If so, God doesn't only play lotto. After appearing on "Today," Joe took his cousin to Atlantic City to celebrate. Joe played the slots and went home $2,200 richer. Two weeks later, he returned to Atlantic City and came out $2,600 ahead. "But that's nothing!" Joe barks, leaning across the table to swat me on the shoulder. "Two years ago Dolly won $9,970 off one pull at Bally's. Four years before that, she won $10,700 off a quarter at the Sands, went right next door to Bally's and won $2,000!"

Joe points out that his winnings don't go as far as most people think. After taxes, the annuity from his $2.5 million winner comes to $85,000. He passes much of that on to relatives. "I sent my grandkids through private Catholic school, all six of them," he says. "The oldest one's in college. They all had braces, at $5,000 each. My grandson's car just got out of the garage. The bill's $184, and I have to pay it. This year was different because I won two other jackpots, but by the time April comes, I usually need a little luck."

It's odd to hear a lottery prodigy like Joe wishing for more luck.

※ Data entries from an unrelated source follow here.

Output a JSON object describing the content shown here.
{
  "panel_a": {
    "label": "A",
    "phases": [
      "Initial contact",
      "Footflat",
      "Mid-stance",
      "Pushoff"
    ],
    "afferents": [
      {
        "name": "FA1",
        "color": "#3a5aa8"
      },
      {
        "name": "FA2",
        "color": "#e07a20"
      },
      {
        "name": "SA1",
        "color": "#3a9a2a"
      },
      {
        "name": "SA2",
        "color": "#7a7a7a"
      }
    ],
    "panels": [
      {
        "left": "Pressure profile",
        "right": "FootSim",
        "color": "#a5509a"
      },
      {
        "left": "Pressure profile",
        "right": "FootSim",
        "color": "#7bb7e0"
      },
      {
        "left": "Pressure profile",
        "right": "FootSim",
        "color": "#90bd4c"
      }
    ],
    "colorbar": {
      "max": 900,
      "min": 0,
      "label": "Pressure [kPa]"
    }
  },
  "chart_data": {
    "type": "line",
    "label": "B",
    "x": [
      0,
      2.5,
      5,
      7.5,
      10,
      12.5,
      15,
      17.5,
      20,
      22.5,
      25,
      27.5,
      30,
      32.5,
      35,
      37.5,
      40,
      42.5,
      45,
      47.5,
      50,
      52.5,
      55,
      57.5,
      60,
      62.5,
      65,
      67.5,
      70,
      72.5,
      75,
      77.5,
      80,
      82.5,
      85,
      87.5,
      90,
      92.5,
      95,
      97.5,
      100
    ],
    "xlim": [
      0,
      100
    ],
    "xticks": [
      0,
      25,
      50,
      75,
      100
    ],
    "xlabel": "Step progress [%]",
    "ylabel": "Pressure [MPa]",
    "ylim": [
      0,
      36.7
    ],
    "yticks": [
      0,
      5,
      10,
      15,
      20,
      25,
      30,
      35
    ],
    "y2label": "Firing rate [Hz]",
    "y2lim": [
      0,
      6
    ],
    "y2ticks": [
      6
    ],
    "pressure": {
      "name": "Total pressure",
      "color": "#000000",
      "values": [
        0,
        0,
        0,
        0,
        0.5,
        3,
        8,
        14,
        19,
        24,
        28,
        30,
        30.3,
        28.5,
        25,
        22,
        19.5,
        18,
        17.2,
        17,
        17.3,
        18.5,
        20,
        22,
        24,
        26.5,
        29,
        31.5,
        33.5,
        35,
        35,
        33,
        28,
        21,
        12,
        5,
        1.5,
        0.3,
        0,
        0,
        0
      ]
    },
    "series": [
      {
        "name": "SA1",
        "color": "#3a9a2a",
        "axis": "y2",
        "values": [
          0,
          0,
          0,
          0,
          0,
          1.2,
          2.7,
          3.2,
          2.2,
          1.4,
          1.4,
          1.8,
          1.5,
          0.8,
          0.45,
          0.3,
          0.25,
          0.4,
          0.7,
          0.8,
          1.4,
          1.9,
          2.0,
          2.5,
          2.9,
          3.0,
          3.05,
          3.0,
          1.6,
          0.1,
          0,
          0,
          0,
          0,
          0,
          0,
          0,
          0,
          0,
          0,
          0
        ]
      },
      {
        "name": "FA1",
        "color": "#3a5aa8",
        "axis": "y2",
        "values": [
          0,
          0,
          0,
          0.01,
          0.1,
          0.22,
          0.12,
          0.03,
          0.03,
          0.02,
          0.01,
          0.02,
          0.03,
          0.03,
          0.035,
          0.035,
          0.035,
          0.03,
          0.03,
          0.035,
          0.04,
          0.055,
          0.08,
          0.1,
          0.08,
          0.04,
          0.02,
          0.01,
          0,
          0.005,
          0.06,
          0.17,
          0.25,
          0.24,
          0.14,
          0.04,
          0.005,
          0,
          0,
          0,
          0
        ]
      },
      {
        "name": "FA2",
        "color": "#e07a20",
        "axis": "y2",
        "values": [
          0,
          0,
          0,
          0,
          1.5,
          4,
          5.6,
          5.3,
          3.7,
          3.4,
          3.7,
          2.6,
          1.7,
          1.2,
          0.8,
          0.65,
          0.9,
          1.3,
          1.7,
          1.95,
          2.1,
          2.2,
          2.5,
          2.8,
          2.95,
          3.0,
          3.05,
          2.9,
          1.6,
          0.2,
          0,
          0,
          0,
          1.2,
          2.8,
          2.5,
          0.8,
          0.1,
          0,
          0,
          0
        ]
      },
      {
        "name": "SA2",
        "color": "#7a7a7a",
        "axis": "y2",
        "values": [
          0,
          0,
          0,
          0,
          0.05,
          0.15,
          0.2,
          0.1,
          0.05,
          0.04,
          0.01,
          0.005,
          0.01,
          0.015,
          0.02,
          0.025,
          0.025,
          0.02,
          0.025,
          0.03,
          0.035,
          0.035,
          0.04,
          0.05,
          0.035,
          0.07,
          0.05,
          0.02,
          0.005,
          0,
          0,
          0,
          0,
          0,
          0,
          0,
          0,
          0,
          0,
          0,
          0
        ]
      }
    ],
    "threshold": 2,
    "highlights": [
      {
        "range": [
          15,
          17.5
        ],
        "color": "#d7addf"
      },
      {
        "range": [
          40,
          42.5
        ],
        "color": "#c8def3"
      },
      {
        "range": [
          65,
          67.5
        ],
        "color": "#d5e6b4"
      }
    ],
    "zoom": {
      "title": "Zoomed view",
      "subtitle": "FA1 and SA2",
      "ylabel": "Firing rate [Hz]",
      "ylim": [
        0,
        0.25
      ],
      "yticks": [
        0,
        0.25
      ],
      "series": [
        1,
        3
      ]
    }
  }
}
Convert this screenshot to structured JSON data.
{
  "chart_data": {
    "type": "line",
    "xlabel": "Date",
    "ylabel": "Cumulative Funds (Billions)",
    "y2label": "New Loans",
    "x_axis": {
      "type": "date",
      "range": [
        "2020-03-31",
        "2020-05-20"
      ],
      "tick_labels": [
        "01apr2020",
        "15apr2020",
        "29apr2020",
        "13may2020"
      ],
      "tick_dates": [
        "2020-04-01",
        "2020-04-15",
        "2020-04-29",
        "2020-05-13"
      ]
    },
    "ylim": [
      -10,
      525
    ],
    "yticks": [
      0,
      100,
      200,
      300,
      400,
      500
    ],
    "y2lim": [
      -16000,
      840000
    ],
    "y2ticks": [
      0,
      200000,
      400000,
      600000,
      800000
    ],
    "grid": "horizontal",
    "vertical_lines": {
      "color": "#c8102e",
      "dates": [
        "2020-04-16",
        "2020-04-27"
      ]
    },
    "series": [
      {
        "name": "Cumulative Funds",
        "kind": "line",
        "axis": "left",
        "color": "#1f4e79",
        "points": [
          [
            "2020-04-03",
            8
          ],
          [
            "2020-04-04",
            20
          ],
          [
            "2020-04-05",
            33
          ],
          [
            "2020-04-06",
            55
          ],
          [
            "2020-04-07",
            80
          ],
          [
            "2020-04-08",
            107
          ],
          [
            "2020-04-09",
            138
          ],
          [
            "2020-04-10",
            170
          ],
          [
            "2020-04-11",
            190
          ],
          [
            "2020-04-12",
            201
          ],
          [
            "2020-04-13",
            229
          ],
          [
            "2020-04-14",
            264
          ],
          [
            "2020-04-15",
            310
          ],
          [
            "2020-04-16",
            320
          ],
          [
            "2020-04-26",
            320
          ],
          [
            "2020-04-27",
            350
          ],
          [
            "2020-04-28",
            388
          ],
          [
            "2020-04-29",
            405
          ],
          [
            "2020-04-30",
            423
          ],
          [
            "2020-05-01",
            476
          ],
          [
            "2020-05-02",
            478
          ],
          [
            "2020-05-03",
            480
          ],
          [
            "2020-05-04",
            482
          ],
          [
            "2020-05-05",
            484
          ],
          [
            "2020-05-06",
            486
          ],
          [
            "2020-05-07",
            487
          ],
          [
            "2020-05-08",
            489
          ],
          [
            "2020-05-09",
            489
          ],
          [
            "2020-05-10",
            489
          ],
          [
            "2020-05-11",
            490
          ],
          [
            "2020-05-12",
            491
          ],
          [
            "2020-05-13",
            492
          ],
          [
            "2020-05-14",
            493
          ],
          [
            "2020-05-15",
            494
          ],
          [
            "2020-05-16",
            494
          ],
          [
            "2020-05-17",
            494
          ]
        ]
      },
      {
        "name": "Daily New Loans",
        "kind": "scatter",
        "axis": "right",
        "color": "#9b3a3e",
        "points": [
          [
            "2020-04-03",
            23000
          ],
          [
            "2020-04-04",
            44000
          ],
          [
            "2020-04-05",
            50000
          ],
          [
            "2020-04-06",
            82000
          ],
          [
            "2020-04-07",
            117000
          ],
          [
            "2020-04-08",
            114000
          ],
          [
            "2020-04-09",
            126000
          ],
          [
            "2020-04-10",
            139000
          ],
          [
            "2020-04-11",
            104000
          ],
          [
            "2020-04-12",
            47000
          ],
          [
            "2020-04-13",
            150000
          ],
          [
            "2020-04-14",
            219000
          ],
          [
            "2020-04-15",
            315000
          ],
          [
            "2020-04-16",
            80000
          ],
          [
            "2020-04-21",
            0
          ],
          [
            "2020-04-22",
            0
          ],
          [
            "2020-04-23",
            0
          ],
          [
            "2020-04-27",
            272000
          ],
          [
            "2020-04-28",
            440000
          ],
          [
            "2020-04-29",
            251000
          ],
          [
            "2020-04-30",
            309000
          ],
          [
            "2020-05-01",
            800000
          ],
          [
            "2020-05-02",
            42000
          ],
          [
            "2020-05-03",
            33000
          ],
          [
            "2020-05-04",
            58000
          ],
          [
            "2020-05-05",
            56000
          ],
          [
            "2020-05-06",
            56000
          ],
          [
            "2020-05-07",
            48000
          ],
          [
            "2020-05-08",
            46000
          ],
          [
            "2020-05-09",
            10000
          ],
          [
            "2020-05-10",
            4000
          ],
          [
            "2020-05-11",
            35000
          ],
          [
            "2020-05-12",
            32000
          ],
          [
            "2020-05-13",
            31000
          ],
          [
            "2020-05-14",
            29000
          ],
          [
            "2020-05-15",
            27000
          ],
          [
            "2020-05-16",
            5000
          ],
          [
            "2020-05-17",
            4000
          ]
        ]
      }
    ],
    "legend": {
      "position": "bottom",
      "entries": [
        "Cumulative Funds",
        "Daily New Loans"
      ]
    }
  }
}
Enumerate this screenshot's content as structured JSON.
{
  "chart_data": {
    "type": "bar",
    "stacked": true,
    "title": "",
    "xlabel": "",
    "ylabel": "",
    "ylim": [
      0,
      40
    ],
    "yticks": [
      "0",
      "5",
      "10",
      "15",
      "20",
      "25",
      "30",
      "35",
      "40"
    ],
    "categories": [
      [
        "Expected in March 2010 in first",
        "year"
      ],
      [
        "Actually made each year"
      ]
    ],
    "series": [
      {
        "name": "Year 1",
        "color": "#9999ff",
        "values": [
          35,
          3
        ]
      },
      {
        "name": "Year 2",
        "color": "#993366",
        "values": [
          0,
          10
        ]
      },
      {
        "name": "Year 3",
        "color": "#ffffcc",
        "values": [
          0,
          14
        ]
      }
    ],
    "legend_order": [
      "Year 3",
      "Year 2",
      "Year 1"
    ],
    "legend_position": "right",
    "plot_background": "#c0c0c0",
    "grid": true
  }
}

But at one point, Joe leaves the kitchen and comes back with a stack of letters--hard luck stories from around the world asking for handouts. One, written in German, included a doctor's diagnosis. A letter from upstate New York, accompanied by a program from a memorial service, read: "I too play the lottery trying to keep our head over the water. I won't give up. I can't. I believe prayer changes things.and when you said only God knows about your future winnings, I hope God knows when me and my mother will one day be blessed. ." Joe does not answer these letters.

Nonetheless, Joe obliges when I ask if he'll come with me to Bernie's to buy a few tickets. Still, Joe isn't one to squander his luck. We agree that he'll pick six sets of numbers and we'd each play them--"so we share it in case the numbers hit."

Bernie's is just like any other corner store except for three big blow-ups of winning lottery checks hanging behind the counter, all signed to Joseph J. Hornick Sr. As a woman ran the cards, I asked Joe if he expected to take another jackpot someday. "I hope I do," he answered. "I feel that I will once more before I croak." He paused. "And this time, I'll stuff the money in my pocket and run away before anybody hears about it."

I left wondering if Joe's winnings are a blessing or a curse. When I got home, I logged onto Pennsylvania's lottery website and checked our numbers-nothing. Of course I was disappointed. But I also considered what it might be like to be Joe-an object of such weird envy, scorn and improbable hope--and whether it's not luckier to lose.